Duncan returned the greeting with the same measured courtesy. He did not smile too widely. He did not bare teeth to a wolf and pretend it was friendliness.
"Lord Maelor," Duncan replied, taking his seat with Seris at his right.
"Thank you for meeting on short notice."
The Valcaryn delegation sat in a tidy line: a factor with a datapad already open, a security attaché whose eyes never stopped counting, and a quiet woman in the back who carried no visible rank, only the kind of stillness that suggested she didn't need one. Duncan marked them all, then looked past them to the other end of the chamber. A representative of Ryloth's local council sat there too, Twi'lek, older, her lekku adorned with modest bands. She looked tired in a way that no cosmetic could hide. Beside her was a Republic liaison, too crisp, too clean, too eager to label the room 'productive.'
The insurgency sat between them all, unseen. An unspoken attendee with a chair reserved in every pause. Duncan placed his hands on the table, fingers relaxed, posture open, inviting dialogue without offering weakness.
Maelor gestured lightly.
"Please, tell us how Valcaryn can assist. We are, as ever, invested in stability."
Stability, Duncan thought, was a word that could mean peace or a leash. He nodded once.
"Ryloth has endured a long season of unrest," he said, careful to keep the condemnation out of his tone.

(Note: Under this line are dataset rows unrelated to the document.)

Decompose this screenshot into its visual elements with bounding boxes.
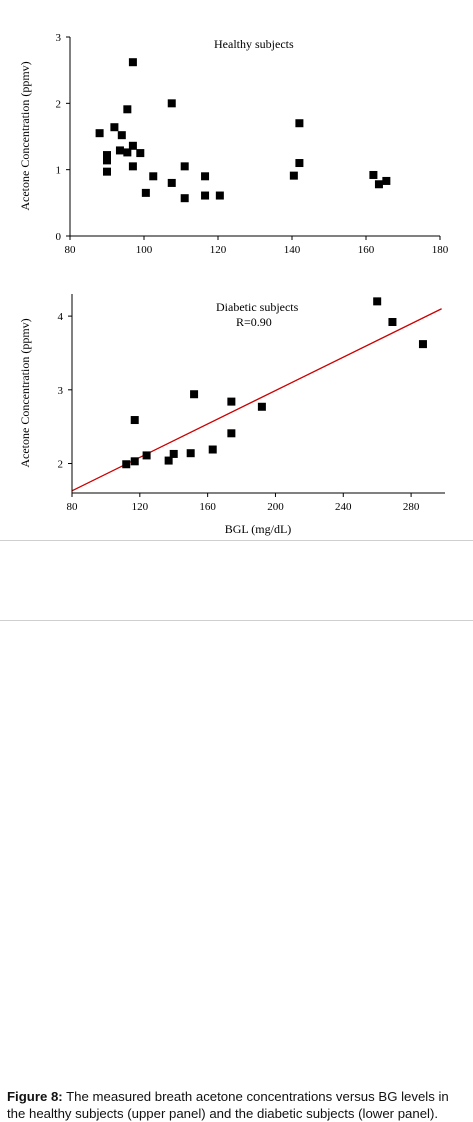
diabetic-y-tick-label: 4 <box>58 311 64 323</box>
figure-caption: Figure 8: The measured breath acetone co… <box>7 1088 467 1122</box>
healthy-x-tick-label: 120 <box>210 244 227 256</box>
diabetic-data-point <box>373 297 382 306</box>
healthy-x-tick-label: 180 <box>432 244 449 256</box>
healthy-data-point <box>103 167 111 176</box>
healthy-data-point <box>289 171 298 180</box>
healthy-x-tick-label: 140 <box>284 244 301 256</box>
healthy-annotation: Healthy subjects <box>214 37 294 51</box>
diabetic-data-point <box>169 449 178 458</box>
healthy-data-point <box>374 180 383 189</box>
diabetic-x-tick-label: 280 <box>403 501 420 513</box>
healthy-axis-ticks: 80 100 120 140 160 180 0 1 2 3 <box>56 32 449 256</box>
caption-label: Figure 8: <box>7 1089 63 1104</box>
healthy-data-point <box>180 162 189 171</box>
healthy-data-point <box>115 146 124 155</box>
healthy-data-point <box>128 58 137 67</box>
healthy-data-point <box>295 119 304 128</box>
healthy-y-axis-label: Acetone Concentration (ppmv) <box>18 61 32 210</box>
correlation-annotation: R=0.90 <box>236 315 272 329</box>
healthy-data-point <box>123 148 132 157</box>
caption-text: The measured breath acetone concentratio… <box>7 1089 449 1121</box>
healthy-data-point <box>180 194 189 203</box>
diabetic-annotation: Diabetic subjects <box>216 300 299 314</box>
healthy-data-point <box>295 159 304 168</box>
diabetic-y-axis-label: Acetone Concentration (ppmv) <box>18 318 32 467</box>
diabetic-y-tick-label: 2 <box>58 459 64 471</box>
diabetic-x-tick-label: 200 <box>267 501 284 513</box>
healthy-y-tick-label: 3 <box>56 32 62 44</box>
healthy-x-tick-label: 160 <box>358 244 375 256</box>
healthy-y-tick-label: 0 <box>56 231 62 243</box>
diabetic-data-point <box>164 456 173 465</box>
healthy-subjects-panel: 80 100 120 140 160 180 0 1 2 3 Healthy subjects A… <box>18 32 449 256</box>
diabetic-y-tick-label: 3 <box>58 385 64 397</box>
diabetic-data-point <box>208 445 217 454</box>
diabetic-data-point <box>130 457 139 466</box>
healthy-data-point <box>123 105 132 114</box>
healthy-data-points <box>95 58 391 203</box>
diabetic-x-tick-label: 240 <box>335 501 352 513</box>
diabetic-data-point <box>190 390 199 399</box>
diabetic-x-tick-label: 160 <box>199 501 216 513</box>
healthy-y-tick-label: 2 <box>56 98 62 110</box>
diabetic-data-point <box>388 318 397 327</box>
healthy-data-point <box>141 188 150 197</box>
healthy-x-tick-label: 80 <box>65 244 77 256</box>
healthy-data-point <box>149 172 158 181</box>
healthy-data-point <box>128 162 137 171</box>
healthy-data-point <box>167 178 176 187</box>
diabetic-data-points <box>122 297 427 469</box>
figure-canvas: 80 100 120 140 160 180 0 1 2 3 Healthy subjects A… <box>18 32 449 536</box>
diabetic-subjects-panel: 80 120 160 200 240 280 2 3 4 Diabetic subjects R… <box>18 294 445 536</box>
healthy-data-point <box>382 176 391 185</box>
diabetic-x-axis-label: BGL (mg/dL) <box>225 522 292 536</box>
healthy-x-tick-label: 100 <box>136 244 153 256</box>
diabetic-data-point <box>257 402 266 411</box>
healthy-data-point <box>201 172 210 181</box>
healthy-data-point <box>201 191 210 200</box>
diabetic-data-point <box>130 416 139 425</box>
healthy-data-point <box>103 156 111 165</box>
diabetic-x-tick-label: 80 <box>67 501 79 513</box>
diabetic-data-point <box>227 397 236 406</box>
healthy-data-point <box>215 191 224 200</box>
diabetic-data-point <box>122 460 131 469</box>
diabetic-data-point <box>418 340 427 349</box>
diabetic-data-point <box>186 449 195 458</box>
healthy-y-tick-label: 1 <box>56 165 62 177</box>
healthy-data-point <box>117 131 126 140</box>
healthy-data-point <box>136 149 145 158</box>
diabetic-x-tick-label: 120 <box>132 501 149 513</box>
healthy-data-point <box>128 141 137 150</box>
healthy-data-point <box>167 99 176 108</box>
healthy-data-point <box>95 129 104 138</box>
diabetic-axis-ticks: 80 120 160 200 240 280 2 3 4 <box>58 311 420 513</box>
caption-box: Figure 8: The measured breath acetone co… <box>0 540 473 1121</box>
healthy-data-point <box>103 151 111 160</box>
diabetic-data-point <box>227 429 236 438</box>
healthy-data-point <box>369 170 378 179</box>
diabetic-data-point <box>142 451 151 460</box>
healthy-data-point <box>110 123 119 132</box>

"There are people taking up arms who believe violence is their only language left. I don't intend to answer them with more violence if it can be avoided."
The councilwoman's shoulders shifted, a fraction of relief at hearing it said aloud.
Maelor's smile held.
"A noble sentiment."
"A necessary one," Duncan corrected gently.
"War is an expensive habit. It costs lives first, credits second, and trust last, trust being the one thing no House can replace once it breaks."
That landed. Not with Maelor, his expression did not change, but with the factor, whose stylus paused for half a heartbeat.
Duncan continued, still calm.
"We are here because the insurgency has acquired weapons beyond what their means should allow. Organized supply. Repeated lots. The kind of pattern that suggests an intermediary is moving product with discipline, not desperation."
Maelor leaned back slightly, steepling his fingers.
"And you believe Valcaryn is involved."
"I said nothing of belief," Duncan replied, voice mild.
"Only that there is a pattern. And when patterns emerge on trade lanes, I look first to those with the shipping reach to notice them."
Duncan looked over to Seris, with a small genuine smile to see if she had something she wanted to add in this.